Avec l’aide d’un soigneur, la famille gère désormais le parc. 365 jours par an, il faut nourrir les 300 animaux de 30 espèces différentes. Chaque jour, il faut environ deux heures pour faire le tour de tous les enclos, vérifier que tous les animaux sont bien là et en bonne santé. Idem pour nettoyer les espaces, et réparer les clôtures endommagées. Les mêmes gestes recommencent le jour suivant, et ainsi de suite tous les jours de l’année.
Le parc de Casteil étudie les pistes de développement
Le parc de Casteil, tout comme Ecozonia ou la Réserve de Sigean, est membre de la fédération française des parcs zoologiques. À ce titre, Jérôme Cases réalise des échanges d’animaux pour, entre autres, favoriser la préservation des espèces et éviter la consanguinité lors des reproductions.

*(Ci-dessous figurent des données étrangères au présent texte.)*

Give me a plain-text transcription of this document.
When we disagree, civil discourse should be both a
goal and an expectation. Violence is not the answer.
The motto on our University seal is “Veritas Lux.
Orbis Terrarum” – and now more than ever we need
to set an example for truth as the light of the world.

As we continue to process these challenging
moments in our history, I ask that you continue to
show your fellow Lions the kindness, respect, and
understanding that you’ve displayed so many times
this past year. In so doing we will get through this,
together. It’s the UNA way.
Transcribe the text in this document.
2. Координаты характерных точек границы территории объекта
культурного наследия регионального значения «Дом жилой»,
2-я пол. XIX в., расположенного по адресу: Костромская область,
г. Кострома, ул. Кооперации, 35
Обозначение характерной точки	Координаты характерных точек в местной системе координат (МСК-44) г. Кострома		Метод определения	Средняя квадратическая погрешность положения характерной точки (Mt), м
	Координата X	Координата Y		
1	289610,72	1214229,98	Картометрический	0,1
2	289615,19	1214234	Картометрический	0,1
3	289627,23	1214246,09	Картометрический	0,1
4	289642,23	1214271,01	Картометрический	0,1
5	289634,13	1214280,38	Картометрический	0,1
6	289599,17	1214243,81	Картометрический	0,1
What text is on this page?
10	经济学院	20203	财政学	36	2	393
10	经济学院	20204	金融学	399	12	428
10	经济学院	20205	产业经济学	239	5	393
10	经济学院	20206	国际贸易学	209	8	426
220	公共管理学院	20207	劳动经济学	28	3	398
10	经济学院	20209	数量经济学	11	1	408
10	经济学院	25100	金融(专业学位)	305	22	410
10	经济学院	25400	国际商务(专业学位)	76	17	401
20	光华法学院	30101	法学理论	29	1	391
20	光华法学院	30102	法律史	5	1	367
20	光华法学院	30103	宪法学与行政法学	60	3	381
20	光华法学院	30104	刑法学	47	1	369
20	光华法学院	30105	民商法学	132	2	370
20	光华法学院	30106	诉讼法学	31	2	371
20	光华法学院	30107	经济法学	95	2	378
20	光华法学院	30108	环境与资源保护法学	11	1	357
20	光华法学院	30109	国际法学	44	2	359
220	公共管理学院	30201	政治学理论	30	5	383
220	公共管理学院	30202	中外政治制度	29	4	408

Tous les ans, voire un an sur deux, les loups, les lynx, mais aussi les daims, les isards, les wallabies ou les singes font des petits, précise Jérôme. Il faut ensuite les transporter vers d’autres parcs. Mais aussi accueillir les nouveaux, ceux qui sont parfois saisis par la justice chez des particuliers. « Nous avons récupéré un singe saisi dans un appartement à Paris. Les deux femelles qui l’accompagnent ont été récupérées par l’association Tonga Terre d’accueil à Marseille. Elles étaient attachées à un poteau dans la rue. »
Au-delà des prises en charge, cette dernière association anticipe la loi de 2021 dite ‘Bien-être animal’. Une loi qui vise à mettre fin à l’exploitation des animaux sauvages dans les cirques itinérants dont l’application est prévue pour décembre 2028. Selon Tonga Terre d’accueil, à cette date, il faudra trouver une place pour les 400 à 500 félins présents dans les cirques en France.
« Un chiffre très vague, puisque des naissances continuent à se produire dans les cirques itinérants alors que la reproduction des animaux sauvages y est interdite depuis décembre 2023, fustige Tonga Terre d’accueil. Jérôme aussi cherche à anticiper pour prendre sa part des accueils à venir.
« Nous avons acquis récemment une dizaine d’hectares de terrain. Mais il va falloir prévoir les études de faisabilité et d’impact. Et surtout trouver comment financer les installations. Car finalement, ce n’est pas parce que nous allons rajouter un couple de tigres que nous aurons plus de monde, s’inquiète Jérôme. Autre piste à l’étude, la construction d’une deuxième cabane à loups. En effet, la cabane à loup rencontre un franc succès, tous les créneaux trouvent preneurs. Mais attention pour préserver l’intimité des loups, et notamment durant la saison des amours, les Cases n’ouvrent la cabane que d’avril à fin octobre.
Pour rappel, le parc est ouvert toute l’année, sauf en janvier. Et reçoit 30 000 visiteurs par an, un chiffre en hausse se félicite le responsable.